What Stephen said is right--the IAOC needs to systematically, rather than
informally, analyze what it is that needs to be done in confidence, and
expose the rest to public view.   I know this is non-trivial, and I do not
say this in the spirit of bashing the IAOC, who work very hard for us with
little reward other than our complaining.

If I were on the IAOC right now, I would be thinking about how to get off
of it.   I've been in the situation of having what seemed like a big chunk
of the IETF upset at me, and it's pretty soul-crushing.   Nevertheless, I
think what Stephen proposes is the thing the IAOC can do that is most
likely to prevent future woe of this kind.

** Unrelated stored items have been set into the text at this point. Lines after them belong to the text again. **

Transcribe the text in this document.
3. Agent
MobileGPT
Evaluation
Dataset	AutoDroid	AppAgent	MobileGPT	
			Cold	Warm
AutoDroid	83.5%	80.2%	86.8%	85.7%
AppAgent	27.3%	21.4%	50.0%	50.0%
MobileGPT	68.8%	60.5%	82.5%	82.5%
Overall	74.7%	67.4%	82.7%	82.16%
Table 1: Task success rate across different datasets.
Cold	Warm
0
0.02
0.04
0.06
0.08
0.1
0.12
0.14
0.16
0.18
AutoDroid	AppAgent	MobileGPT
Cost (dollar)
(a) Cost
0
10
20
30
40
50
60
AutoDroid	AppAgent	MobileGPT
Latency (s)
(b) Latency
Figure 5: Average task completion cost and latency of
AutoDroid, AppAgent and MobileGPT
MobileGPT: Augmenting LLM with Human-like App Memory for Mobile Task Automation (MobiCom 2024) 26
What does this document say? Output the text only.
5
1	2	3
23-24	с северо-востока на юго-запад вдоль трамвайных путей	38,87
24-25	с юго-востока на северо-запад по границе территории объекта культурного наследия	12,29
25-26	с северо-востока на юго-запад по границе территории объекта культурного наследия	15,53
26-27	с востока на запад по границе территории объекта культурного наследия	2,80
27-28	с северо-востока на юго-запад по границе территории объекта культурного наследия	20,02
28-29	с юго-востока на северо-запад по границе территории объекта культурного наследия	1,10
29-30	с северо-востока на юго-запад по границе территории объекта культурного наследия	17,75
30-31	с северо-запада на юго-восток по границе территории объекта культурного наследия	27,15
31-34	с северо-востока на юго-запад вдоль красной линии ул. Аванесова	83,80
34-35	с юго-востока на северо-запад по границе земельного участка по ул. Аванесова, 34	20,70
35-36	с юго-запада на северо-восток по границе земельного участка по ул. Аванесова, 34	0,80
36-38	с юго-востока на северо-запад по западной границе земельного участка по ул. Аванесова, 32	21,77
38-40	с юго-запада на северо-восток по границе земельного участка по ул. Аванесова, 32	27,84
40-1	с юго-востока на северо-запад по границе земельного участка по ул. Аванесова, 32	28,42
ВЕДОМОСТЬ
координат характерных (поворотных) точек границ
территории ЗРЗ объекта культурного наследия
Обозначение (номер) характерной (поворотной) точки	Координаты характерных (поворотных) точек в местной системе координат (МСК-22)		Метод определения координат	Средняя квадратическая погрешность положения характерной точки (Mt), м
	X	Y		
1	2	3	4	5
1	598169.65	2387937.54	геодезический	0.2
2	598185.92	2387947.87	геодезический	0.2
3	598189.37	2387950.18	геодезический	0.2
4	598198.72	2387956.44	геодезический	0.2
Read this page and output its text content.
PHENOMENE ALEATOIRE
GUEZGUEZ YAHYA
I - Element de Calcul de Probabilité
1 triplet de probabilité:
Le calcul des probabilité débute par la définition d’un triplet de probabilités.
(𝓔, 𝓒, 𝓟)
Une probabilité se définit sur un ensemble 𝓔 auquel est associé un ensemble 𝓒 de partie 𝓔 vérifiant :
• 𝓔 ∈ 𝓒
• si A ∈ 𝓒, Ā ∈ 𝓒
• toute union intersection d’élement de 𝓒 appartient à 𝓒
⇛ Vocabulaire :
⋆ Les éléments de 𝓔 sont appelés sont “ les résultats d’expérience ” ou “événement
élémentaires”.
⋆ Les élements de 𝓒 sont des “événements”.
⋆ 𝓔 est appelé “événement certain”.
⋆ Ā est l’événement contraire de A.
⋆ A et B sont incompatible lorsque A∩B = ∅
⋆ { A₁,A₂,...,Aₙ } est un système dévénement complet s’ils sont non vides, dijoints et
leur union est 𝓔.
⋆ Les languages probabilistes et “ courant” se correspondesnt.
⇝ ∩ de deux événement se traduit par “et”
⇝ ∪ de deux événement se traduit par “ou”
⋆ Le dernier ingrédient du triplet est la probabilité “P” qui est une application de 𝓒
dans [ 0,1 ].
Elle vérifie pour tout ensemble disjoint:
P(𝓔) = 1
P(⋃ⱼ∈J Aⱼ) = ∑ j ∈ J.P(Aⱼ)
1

On Mon, Apr 11, 2016 at 8:17 AM, Yoav Nir <ynir.ietf@gmail.com> wrote:

>
> > On 11 Apr 2016, at 1:45 PM, Rich Kulawiec <rsk@gsp.org> wrote:
> >
> > On Mon, Apr 11, 2016 at 08:05:19AM +0000, Andrew Allen wrote:
> >> We could be left with the only possible venue being a cruise ship
> >> sailing in international waters - [snip]
> >
> > There is another alternative -- one I've raised repeatedly.
> >
> > Don't have physical meetings.  Then this entire problem space simply
> > vanishes, along with the need for a discusion thread that's now over a
> > hundred messages.  (And it's not the first one.)  YES, it's replaced by a
> > different problem space, which roughly works out to "how can everything
> > be done virtually?"  but given that this is the *Internet* engineering
> > task force I have no doubt that the collective expertise is more than
> > capable of dealing with that.
>
> I don’t believe that this technology exists. People have been singing the
> praise of Meetecho in IETF 95, and yet remote participation is nothing like
> being in the room. And the “virtual interim” meetings are nothing like
> physical meetings. There is a reason why airlines make great money from
> business travel and don’t shut down for the winter.
>
> > Particularly if all the discussion, effort,
> > and expense going into the logistics of physical meetings is redirected
> > into virtual ones instead.
>
> Yeah, perhaps, some day when we’re all wearing virtual reality headsets
> and our avatars are hanging out in a virtual venue, and we all have
> sufficient equipment and bandwidth to handle all that. We’re not there yet.
>
> > I really can't take any of the platitudes about "inclusion" seriously
> > until that happens -- because as long as the IETF persists with physical
> > meetings, most people *will* be excluded due to cost, distance, time,
> > legal climate, personal safety, etc.  The IETF is, even if accidentally,
> > selecting for the elite few who are fortunate enough to be attend.
>
> Virtual meetings with the technology we have today makes it very hard for
> people with mediocre English to follow the discussion. The “I don’t quite
> follow what you’re saying” look does not translate well to the kind of
> video we can use today. That extends even to people with relatively good
> English (for non-native speakers) like me.